Howl Story Slam events are set up several months ahead of time. This involves contacting businesses who have expressed interest in hosting or identifying potential new venues in communities that may have been overlooked. Some of these villages, in places such as the Adirondacks and the Thousand Islands region, have populations of under a thousand people. Much of our listening area experiences an increase in population during the summer vacation months. Our goal is to reach both this seasonal population and the year-round residents.
The yearly Howl schedule, once confirmed by the venues, is published on Facebook. But most storytellers find out about the events from on-air promotion, beginning a week before each event. Judges are selected randomly from the non-storytelling members of the audience who remain anonymous through the competition. They score each story for its relevance to the theme, narrative arc, and delivery.
One of the ways we’ve ensured a sizable audience and fair access to the limited storytelling slots at each local event is by requiring contestants to sign up at the events themselves. Winners don’t compete for tangible prizes; they are simply attempting to polish their storytelling skills, entertain an audience, advance to the Grand Slam, and have their stories featured on our website and social media channels.
At the end of each year, what’s really been gained is a stronger connection with our current audience, and new connections with people who haven’t had a relationship with the station in the past. They might not all be listeners, but they now have a memorable, positive tie to North Country Public Radio. We’ve learned people, especially younger audience members, crave a physical connection to what we do. Howl events are hosted by members of the NCPR staff, which gives attendees a physical connection with the station.

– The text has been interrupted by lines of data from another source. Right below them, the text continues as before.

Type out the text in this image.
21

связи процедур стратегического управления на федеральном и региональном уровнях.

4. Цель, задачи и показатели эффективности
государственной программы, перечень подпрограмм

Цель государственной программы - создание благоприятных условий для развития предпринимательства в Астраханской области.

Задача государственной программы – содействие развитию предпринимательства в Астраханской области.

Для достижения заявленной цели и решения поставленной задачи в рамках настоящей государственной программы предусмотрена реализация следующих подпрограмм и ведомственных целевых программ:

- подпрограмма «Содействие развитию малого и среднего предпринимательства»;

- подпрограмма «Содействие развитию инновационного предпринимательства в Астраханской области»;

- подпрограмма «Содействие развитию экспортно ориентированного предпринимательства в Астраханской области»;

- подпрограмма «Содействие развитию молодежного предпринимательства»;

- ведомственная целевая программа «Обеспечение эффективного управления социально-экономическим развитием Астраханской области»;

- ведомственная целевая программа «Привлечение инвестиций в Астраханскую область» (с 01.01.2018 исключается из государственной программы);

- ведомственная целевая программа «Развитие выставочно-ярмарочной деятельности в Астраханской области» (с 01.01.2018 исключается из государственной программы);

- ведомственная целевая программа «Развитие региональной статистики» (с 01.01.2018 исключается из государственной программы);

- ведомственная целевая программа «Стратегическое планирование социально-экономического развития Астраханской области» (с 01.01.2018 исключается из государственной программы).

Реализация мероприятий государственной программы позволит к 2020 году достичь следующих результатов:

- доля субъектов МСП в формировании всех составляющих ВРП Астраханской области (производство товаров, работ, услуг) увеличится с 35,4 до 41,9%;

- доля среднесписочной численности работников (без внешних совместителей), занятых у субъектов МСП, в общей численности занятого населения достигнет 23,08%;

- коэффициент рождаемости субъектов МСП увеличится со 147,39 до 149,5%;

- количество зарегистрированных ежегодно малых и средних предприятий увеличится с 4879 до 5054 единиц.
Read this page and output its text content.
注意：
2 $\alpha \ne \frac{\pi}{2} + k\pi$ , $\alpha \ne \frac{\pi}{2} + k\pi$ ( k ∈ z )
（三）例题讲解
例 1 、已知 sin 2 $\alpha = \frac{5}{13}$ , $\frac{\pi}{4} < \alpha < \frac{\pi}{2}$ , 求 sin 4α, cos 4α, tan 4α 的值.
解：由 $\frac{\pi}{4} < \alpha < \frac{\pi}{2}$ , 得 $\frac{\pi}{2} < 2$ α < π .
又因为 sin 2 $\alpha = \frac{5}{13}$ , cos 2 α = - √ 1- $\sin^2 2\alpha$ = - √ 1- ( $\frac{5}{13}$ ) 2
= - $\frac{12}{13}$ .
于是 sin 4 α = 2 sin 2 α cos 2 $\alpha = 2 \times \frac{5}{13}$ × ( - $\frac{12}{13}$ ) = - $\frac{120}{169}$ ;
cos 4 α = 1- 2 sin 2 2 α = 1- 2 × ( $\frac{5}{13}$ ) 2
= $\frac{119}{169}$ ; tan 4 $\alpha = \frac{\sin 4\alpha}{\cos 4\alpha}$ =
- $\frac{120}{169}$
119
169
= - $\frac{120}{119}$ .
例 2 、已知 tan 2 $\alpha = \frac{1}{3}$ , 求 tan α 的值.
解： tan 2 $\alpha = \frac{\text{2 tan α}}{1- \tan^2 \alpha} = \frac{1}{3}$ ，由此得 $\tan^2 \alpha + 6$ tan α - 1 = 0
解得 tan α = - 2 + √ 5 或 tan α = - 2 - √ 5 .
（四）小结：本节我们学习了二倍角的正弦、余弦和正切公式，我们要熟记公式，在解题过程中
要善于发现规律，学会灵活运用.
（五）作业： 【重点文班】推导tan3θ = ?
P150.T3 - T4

Other stations would be well-advised to look at the scalable nature of this project. But the secret sauce for us has been to design the events in such a way that they have the unique feel of our unique part of the world. The North Country is a largely rural, funky, casual place, and Howl events reflect that reality.
If given the opportunity, we would like to expand The Howl to new audiences, creating a series of events in college or high school settings at one end of the spectrum, and potentially partnering with senior centers at the other end.